Summary: Efficient Memory Management for Large Language Model Serving with PagedAttention
Download the Paper
1. What is the paper about?
Proposes PagedAttention — an attention algorithm that stores Transformer KV‑cache in fixed‑size “pages” instead of one contiguous tensor.
Introduces vLLM, an open‑source LLM serving system that uses paging, block tables and copy‑on‑write to manage KV‑cache with near‑zero fragmentation.
Shows how paging enables prompt/beam sharing, dynamic growth, preemption (swap or recompute) and distributed model‑parallel execution.
Demonstrates 2‑4 × higher throughput than SOTA (FasterTransformer, Orca) at the same latency.
2. What is new about this specific paper, compared to prior work?
Treats KV‑cache like virtual memory pages, whereas earlier systems focused on scheduling or kernel speed.
Block‑level mapping table separating logical sequence positions from physical GPU blocks; supports on‑demand allocation and reuse.
Page‑granular copy‑on‑write to share KV across parallel sampling, beam search and shared prefixes—previous systems duplicated entire tensors.
All‑or‑nothing eviction + optional recomputation tailored to autoregressive workloads, not found in generic paging or model‑serving frameworks.
Provides end‑to‑end implementation with fused CUDA kernels so paging adds only ~20 % kernel overhead.
3. What experiments were run to support the arguments in this paper?
Throughput/latency traces on ShareGPT & Alpaca workloads with OPT‑13B/66B/175B and LLaMA‑13B, comparing vLLM vs.
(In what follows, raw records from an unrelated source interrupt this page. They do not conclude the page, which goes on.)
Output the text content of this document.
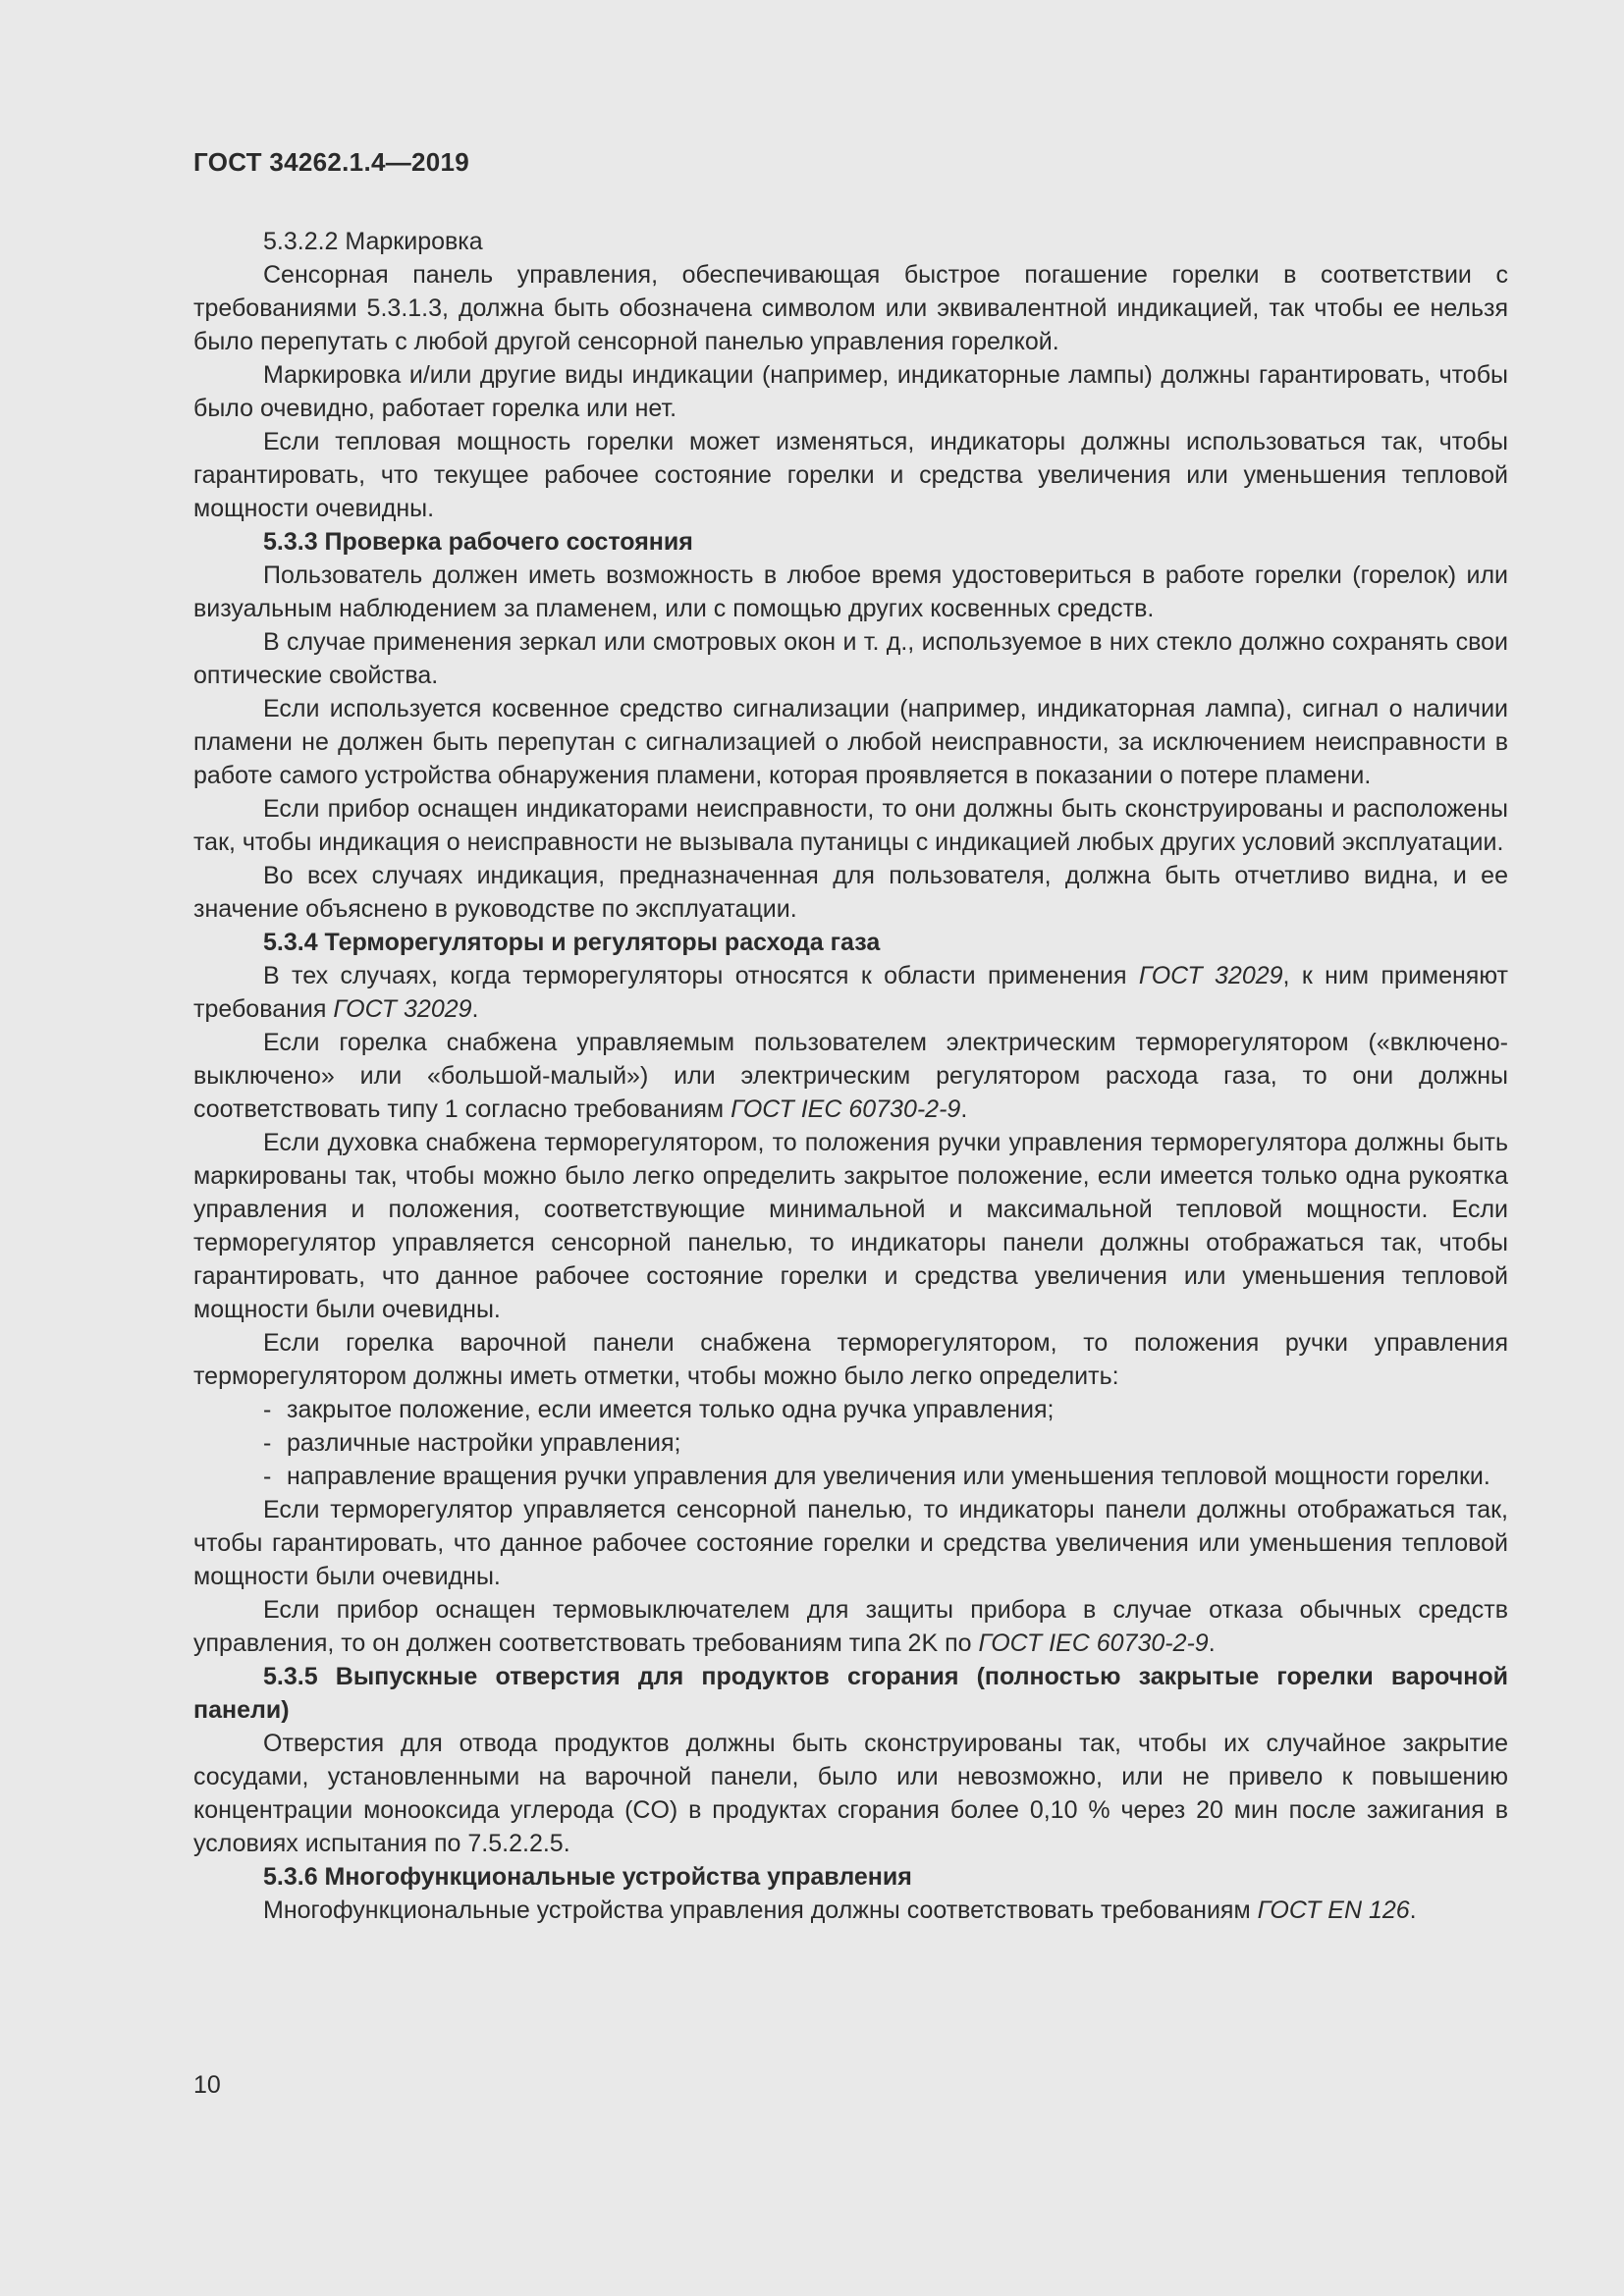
ГОСТ 34262.1.4—2019

5.3.2.2 Маркировка

Сенсорная панель управления, обеспечивающая быстрое погашение горелки в соответствии с требованиями 5.3.1.3, должна быть обозначена символом или эквивалентной индикацией, так чтобы ее нельзя было перепутать с любой другой сенсорной панелью управления горелкой.

Маркировка и/или другие виды индикации (например, индикаторные лампы) должны гарантировать, чтобы было очевидно, работает горелка или нет.

Если тепловая мощность горелки может изменяться, индикаторы должны использоваться так, чтобы гарантировать, что текущее рабочее состояние горелки и средства увеличения или уменьшения тепловой мощности очевидны.

5.3.3 Проверка рабочего состояния

Пользователь должен иметь возможность в любое время удостовериться в работе горелки (горелок) или визуальным наблюдением за пламенем, или с помощью других косвенных средств.

В случае применения зеркал или смотровых окон и т. д., используемое в них стекло должно сохранять свои оптические свойства.

Если используется косвенное средство сигнализации (например, индикаторная лампа), сигнал о наличии пламени не должен быть перепутан с сигнализацией о любой неисправности, за исключением неисправности в работе самого устройства обнаружения пламени, которая проявляется в показании о потере пламени.

Если прибор оснащен индикаторами неисправности, то они должны быть сконструированы и расположены так, чтобы индикация о неисправности не вызывала путаницы с индикацией любых других условий эксплуатации.

Во всех случаях индикация, предназначенная для пользователя, должна быть отчетливо видна, и ее значение объяснено в руководстве по эксплуатации.

5.3.4 Терморегуляторы и регуляторы расхода газа

В тех случаях, когда терморегуляторы относятся к области применения ГОСТ 32029, к ним применяют требования ГОСТ 32029.

Если горелка снабжена управляемым пользователем электрическим терморегулятором («включено-выключено» или «большой-малый») или электрическим регулятором расхода газа, то они должны соответствовать типу 1 согласно требованиям ГОСТ IEC 60730-2-9.

Если духовка снабжена терморегулятором, то положения ручки управления терморегулятора должны быть маркированы так, чтобы можно было легко определить закрытое положение, если имеется только одна рукоятка управления и положения, соответствующие минимальной и максимальной тепловой мощности. Если терморегулятор управляется сенсорной панелью, то индикаторы панели должны отображаться так, чтобы гарантировать, что данное рабочее состояние горелки и средства увеличения или уменьшения тепловой мощности были очевидны.

Если горелка варочной панели снабжена терморегулятором, то положения ручки управления терморегулятором должны иметь отметки, чтобы можно было легко определить:

- закрытое положение, если имеется только одна ручка управления;

- различные настройки управления;

- направление вращения ручки управления для увеличения или уменьшения тепловой мощности горелки.

Если терморегулятор управляется сенсорной панелью, то индикаторы панели должны отображаться так, чтобы гарантировать, что данное рабочее состояние горелки и средства увеличения или уменьшения тепловой мощности были очевидны.

Если прибор оснащен термовыключателем для защиты прибора в случае отказа обычных средств управления, то он должен соответствовать требованиям типа 2K по ГОСТ IEC 60730-2-9.

5.3.5 Выпускные отверстия для продуктов сгорания (полностью закрытые горелки варочной панели)

Отверстия для отвода продуктов должны быть сконструированы так, чтобы их случайное закрытие сосудами, установленными на варочной панели, было или невозможно, или не привело к повышению концентрации монооксида углерода (CO) в продуктах сгорания более 0,10 % через 20 мин после зажигания в условиях испытания по 7.5.2.2.5.

5.3.6 Многофункциональные устройства управления

Многофункциональные устройства управления должны соответствовать требованиям ГОСТ EN 126.

10
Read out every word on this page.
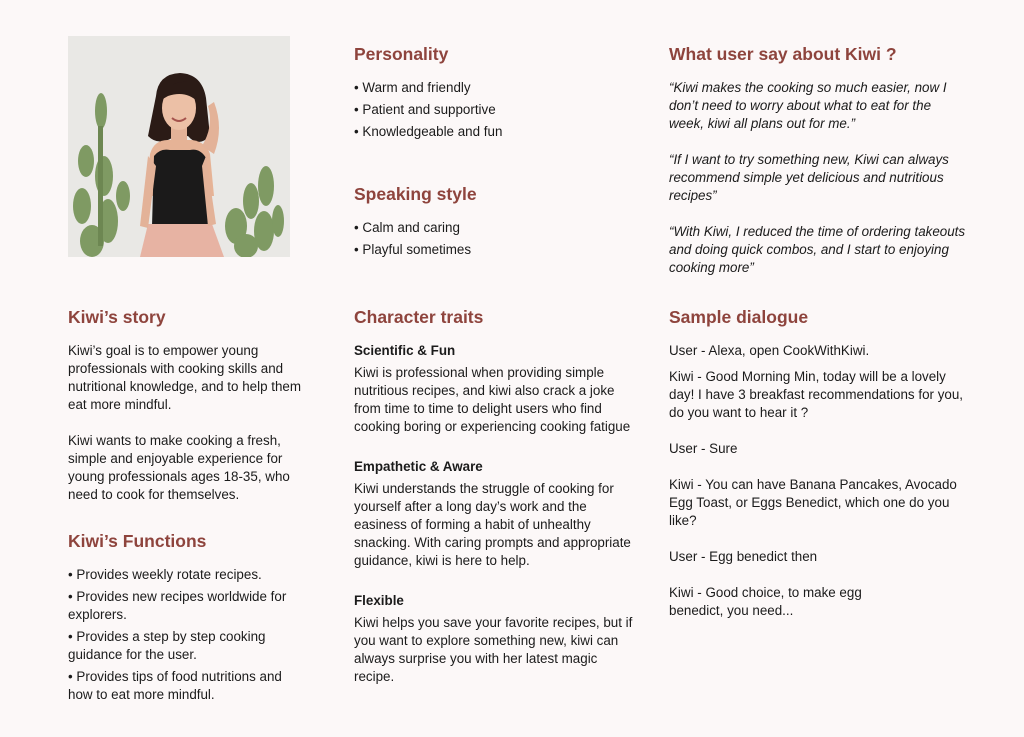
Personality
• Warm and friendly
• Patient and supportive
• Knowledgeable and fun
Speaking style
• Calm and caring
• Playful sometimes
What user say about Kiwi ?

“Kiwi makes the cooking so much easier, now I don’t need to worry about what to eat for the week, kiwi all plans out for me.”

“If I want to try something new, Kiwi can always recommend simple yet delicious and nutritious recipes”

“With Kiwi, I reduced the time of ordering takeouts and doing quick combos, and I start to enjoying cooking more”

Kiwi’s story

Kiwi’s goal is to empower young professionals with cooking skills and nutritional knowledge, and to help them eat more mindful.

Kiwi wants to make cooking a fresh, simple and enjoyable experience for young professionals ages 18-35, who need to cook for themselves.

Kiwi’s Functions
• Provides weekly rotate recipes.
• Provides new recipes worldwide for explorers.
• Provides a step by step cooking guidance for the user.
• Provides tips of food nutritions and how to eat more mindful.
Character traits

Scientific & Fun

Kiwi is professional when providing simple nutritious recipes, and kiwi also crack a joke from time to time to delight users who find cooking boring or experiencing cooking fatigue

Empathetic & Aware

Kiwi understands the struggle of cooking for yourself after a long day’s work and the easiness of forming a habit of unhealthy snacking. With caring prompts and appropriate guidance, kiwi is here to help.

Flexible

Kiwi helps you save your favorite recipes, but if you want to explore something new, kiwi can always surprise you with her latest magic recipe.

Sample dialogue

User - Alexa, open CookWithKiwi.

Kiwi - Good Morning Min, today will be a lovely day! I have 3 breakfast recommendations for you, do you want to hear it ?

User - Sure

Kiwi - You can have Banana Pancakes, Avocado Egg Toast, or Eggs Benedict, which one do you like?

User - Egg benedict then

Kiwi - Good choice, to make egg benedict, you need...
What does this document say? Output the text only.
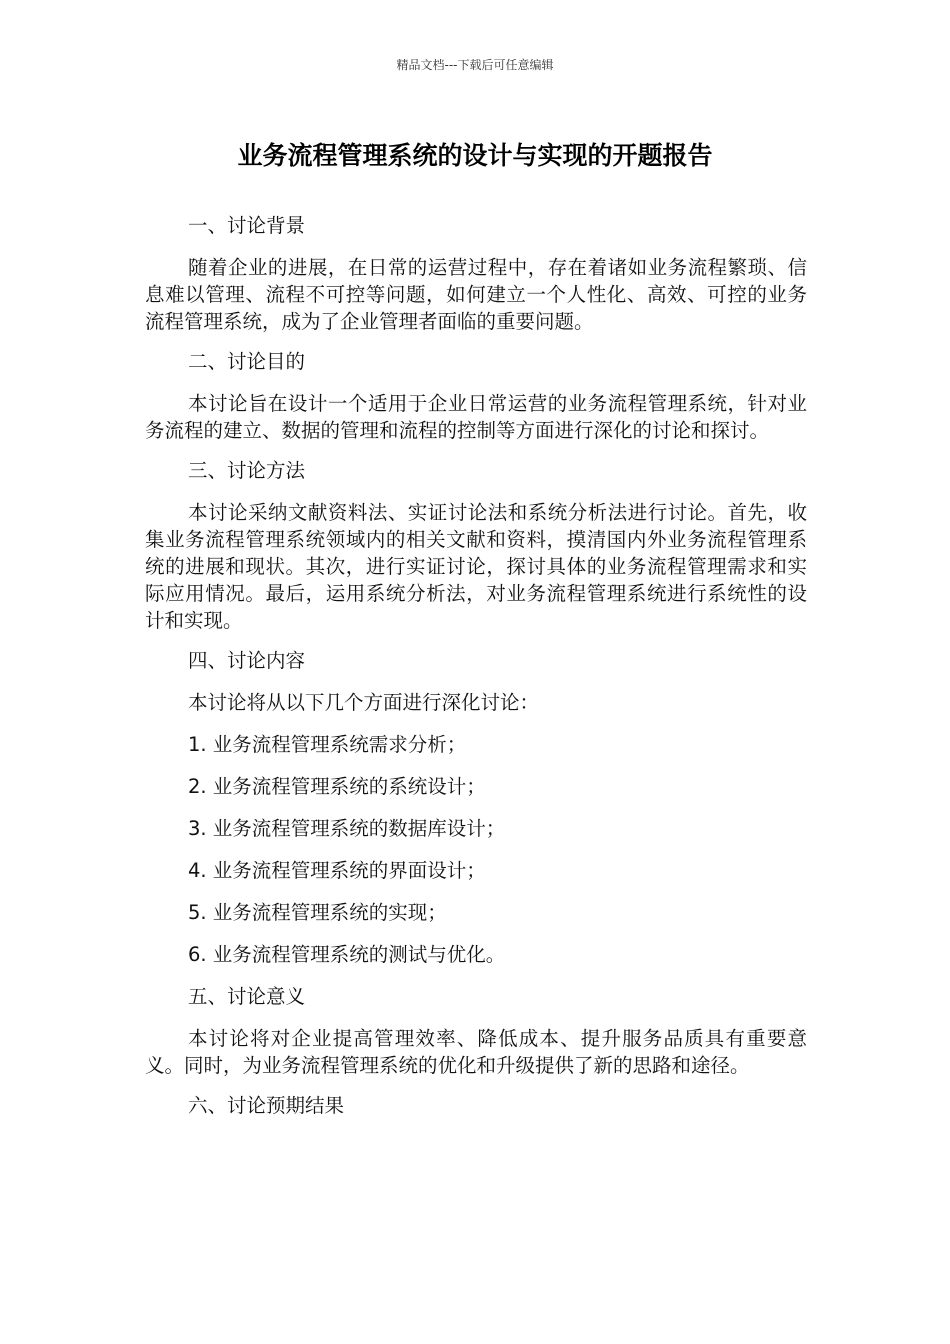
精品文档---下载后可任意编辑
业务流程管理系统的设计与实现的开题报告

一、讨论背景

随着企业的进展，在日常的运营过程中，存在着诸如业务流程繁琐、信息难以管理、流程不可控等问题，如何建立一个人性化、高效、可控的业务流程管理系统，成为了企业管理者面临的重要问题。

二、讨论目的

本讨论旨在设计一个适用于企业日常运营的业务流程管理系统，针对业务流程的建立、数据的管理和流程的控制等方面进行深化的讨论和探讨。

三、讨论方法

本讨论采纳文献资料法、实证讨论法和系统分析法进行讨论。首先，收集业务流程管理系统领域内的相关文献和资料，摸清国内外业务流程管理系统的进展和现状。其次，进行实证讨论，探讨具体的业务流程管理需求和实际应用情况。最后，运用系统分析法，对业务流程管理系统进行系统性的设计和实现。

四、讨论内容

本讨论将从以下几个方面进行深化讨论：

1. 业务流程管理系统需求分析；

2. 业务流程管理系统的系统设计；

3. 业务流程管理系统的数据库设计；

4. 业务流程管理系统的界面设计；

5. 业务流程管理系统的实现；

6. 业务流程管理系统的测试与优化。

五、讨论意义

本讨论将对企业提高管理效率、降低成本、提升服务品质具有重要意义。同时，为业务流程管理系统的优化和升级提供了新的思路和途径。

六、讨论预期结果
Orca variants & FasterTransformer.
Batch‑size analysis (Fig. 13) showing vLLM batches 2–4 × more requests under same memory.
Parallel sampling & beam search (Fig. 14) demonstrating bigger gains when KV sharing opportunities grow; memory‑saving quantified up to 55 %.
Shared‑prefix translation and chatbot scenarios to highlight prefix caching and long‑prompt handling (Fig. 16–17).
Kernel micro‑benchmarks (Fig. 18a) and block‑size sweep (Fig. 18b) to study paging overhead and optimal page size.
Swap vs. recompute microbenchmarks (Fig. 19) to justify pre‑emption design.
Ablations proving default block size = 16 tokens balances utilization and fragmentation.
4. What are the shortcomings/limitations of this paper?
Block‑size manually tuned; no adaptive policy across models / GPUs.
Multi‑GPU sharing still duplicates KV across shards; cross‑device paging left for future work.
Evaluation limited to decoder‑only LLMs; encoder‑decoder or Mixture‑of‑Experts models may need further adaptation.
Preemption tested only on PCIe‑based A100 clusters; swap performance CPU‑less accelerators or SSD tiers unknown.
5. What is a reasonable next step to build upon this paper?
Dynamically choose block size per layer or workload to maximize utilization automatically.
Extend block table so pages can migrate or be remotely accessed across GPUs, enabling KV deduplication in tensor parallel setups.
Apply paging to training for long‑context or continual‑learning scenarios where activations/KV resemble dynamic, shareable states.
QoS‑aware scheduler that mixes different decoding modes (greedy sampling, beam search) and prioritizes latency‑critical requests while using paging for background throughput.
Explore hardware support (e.g., on‑device SRAM page tables or GPU MMU hints) to further cut the ~20 % kernel overhead introduced by software paging.
Appendix
- Copy‑on‑Write (COW): When a shared page needs modification, allocate a new page, copy data once, then let writers diverge.
- All‑or‑Nothing Eviction: vLLM’s policy that swaps/recomputes all blocks of one sequence together, exploiting that KV pages are always accessed as a set.
- Pre-emption: Temporarily removing sequences when GPU memory is full; vLLM supports Swap (move pages to CPU) or Recompute (regenerate KV cache by rerunning the model on “prompt + generated tokens” once memory is available).
- Parallel Sampling: Generate several stochastic completions for one prompt simultaneously; prompts’ KV pages can be fully shared.
- Beam Search: Keeps top‑k hypotheses at each step; early‑prefix KV widely shared, divergent parts use COW; brings up to 55 % memory saving.
- Shared Prefix: Common system prompt or few‑shot examples reused across requests; cached pages mapped by many sequences.
- OPT: Open Pre-trained Transformer Language Models
- FasterTransformer (FT): NVIDIA library with highly‑optimized Transformer kernels but contiguous KV tensors.
- Orca: Prior serving system using iteration‑level scheduling but still contiguous KV; suffers from fragmentation.
- Iteration‑level Scheduling: Insert or remove requests after every decoding step, avoiding long queueing and padding waste.
- ShareGPT / Alpaca Workloads: Real conversation (long) vs. instruction‑tuning (short) traces used to test memory‑ and compute‑bound extremes.